Les sœurs en bonne santé lavaient et rinçaient le linge, celles qui avaient une moins bonne santé l’étendaient. Les plus faibles, elles, ne participaient pas à ce travail. Le monastère possédait une machine à laver, mais nous lavions tout à la main pour « économiser l’électricité, éviter l’usure de la machine et du linge », et aussi parce que, si nous recevions des dons de savon de Marseille, on ne nous donnait jamais de lessive. Nous faisions fondre le savon dans une très grande lessiveuse, dans laquelle le linge était mis à bouillir. Cette opération durait toute la matinée. Puis, à six (j’étais du nombre), nous sortions le linge brûlant pour le brosser dans un grand bac. Il ne fallait pas trop frotter pour ne pas déchirer la trame du linge souvent usé, et, surtout, il fallait économiser le savon. Nous passions ensuite au rinçage, et il m’était sévèrement recommandé d’économiser l’eau. La dernière eau servait d’ailleurs à l’arrosage des fleurs. Le deuxième groupe étendait le linge et rangeait la buanderie.
Malgré la fatigue, ces journées me plaisaient. Je me sentais utile, proche de mes sœurs et intégrée à la communauté. C’est là que je me suis liée d’amitié avec sœur Marie, l’une des plus jeunes, qui avait trente-neuf ans tout de même. Nous travaillions souvent l’une en face de l’autre et ressentions une certaine complicité. Marie avait un air à la fois buté et angélique. Immédiatement, nous avons adopté des rapports dénués d’hypocrisie, et, plus tard, lorsque je la rencontrais dans ses allées et venues, nous échangions quelques mots et un sourire. Une amitié venait de naître, et j’en étais heureuse. Mère Anne le remarqua, bien sûr, mais ne fit aucun commentaire. Le dimanche, Marie et moi consacrions notre temps de loisir à nous confier nos vies respectives dans le jardin. Elle me disait beaucoup de choses, sur elle, sur la communauté, sur les difficultés qu’elle avait rencontrées pendant son noviciat. Elle me parla de l’inimitié qui existait entre elle et deux autres sœurs, des heurts inévitables dans le monde clos qu’est un monastère. Elle me parlait ouvertement et me donnait courage. Quant à moi, je lui racontai ma vie d’adolescente dans le petit bourg, la participation et les succès aux concours de beauté, les liaisons tumultueuses et douloureuses, puis le dégoût, les ruptures, le changement de vie, le désir de dépouillement, la découverte de la foi et le long cheminement jusqu’à la grande décision. Le plus souvent, elle écoutait et ne disait rien, mais je la sentais proche.

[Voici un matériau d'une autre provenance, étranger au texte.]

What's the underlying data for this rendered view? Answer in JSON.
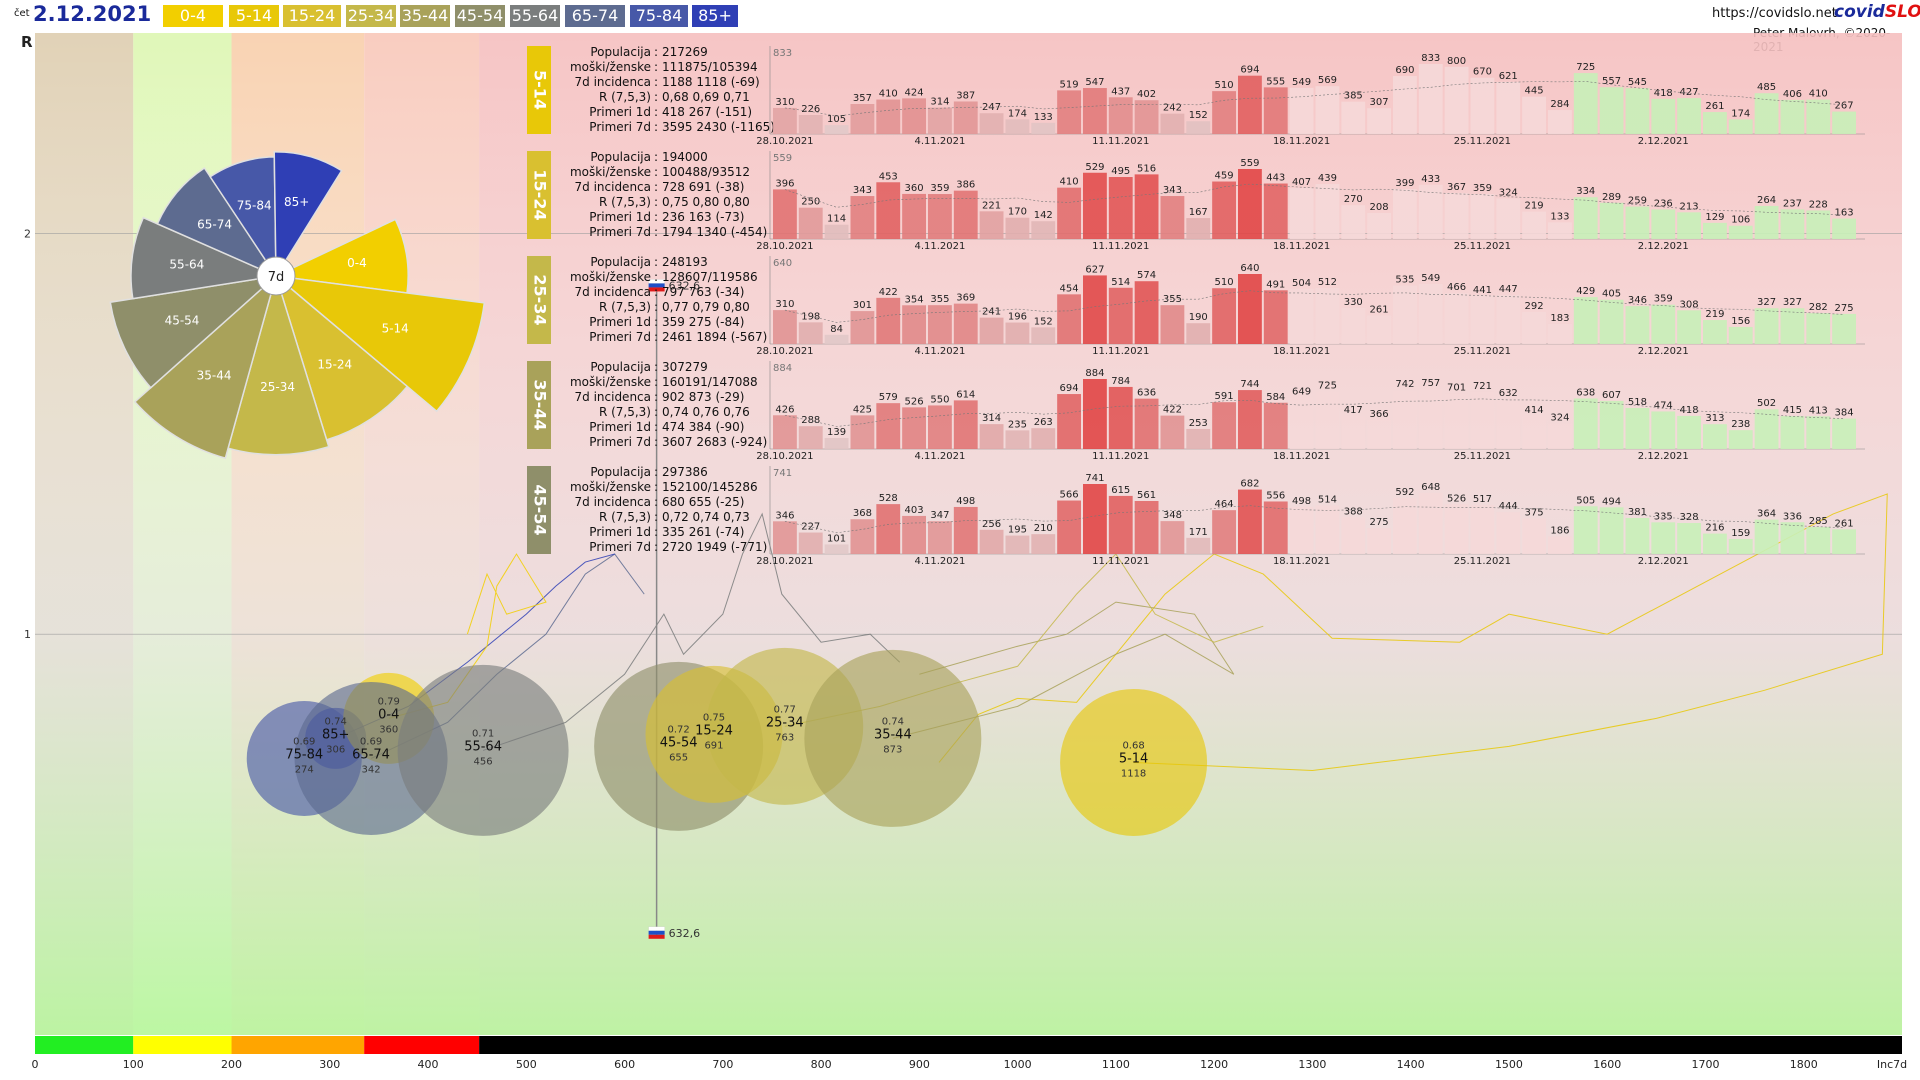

Tout de même, je continuais à passer de nombreuses heures solitaires au noviciat, et, à ma grande joie, je commençais à trouver la solitude nécessaire à ma relation à Dieu. Je voulais créer en moi un espace de prière continuelle et me mis à vivre au rythme de ce que les moines d’Orient appellent la « prière de Jésus », une petite phrase à répéter avec son souffle : « Seigneur Jésus, Fils du Dieu vivant, aie pitié de moi, pécheur. » Je me sentais bien mieux, j’éprouvais moins le besoin de partager le travail des sœurs, et on m’avait enfin proposé une lecture intéressante et riche : les œuvres de dom Marmion. Par ailleurs, je m’occupais à reproduire des icônes qui seraient vendues à la porterie. J’allais aussi, seule, dans le jardin retourner la terre des plates-bandes pour que les sœurs pussent, le lendemain, semer. Je sentais agir l’Esprit, j’acceptais de devoir passer par des épreuves pénibles. Et, surtout, je voulais entendre le Christ me parler de persévérance, d’enracinement dans le quotidien. Je pris l’habitude, après les offices, de m’attarder au chœur pour méditer des versets de psaumes. J’acceptais de vivre dans une patience silencieuse, une confiance aveugle, une solitude douloureuse. Je me sentais prête à accueillir Dieu dans tout mon être.
Les sœurs étaient heureuses de constater mon évolution : je devenais disciplinée, j’évitais le bruit, je respectais leurs conseils.
Je devenais religieuse, je le sentais, et cela me remplissait de joie.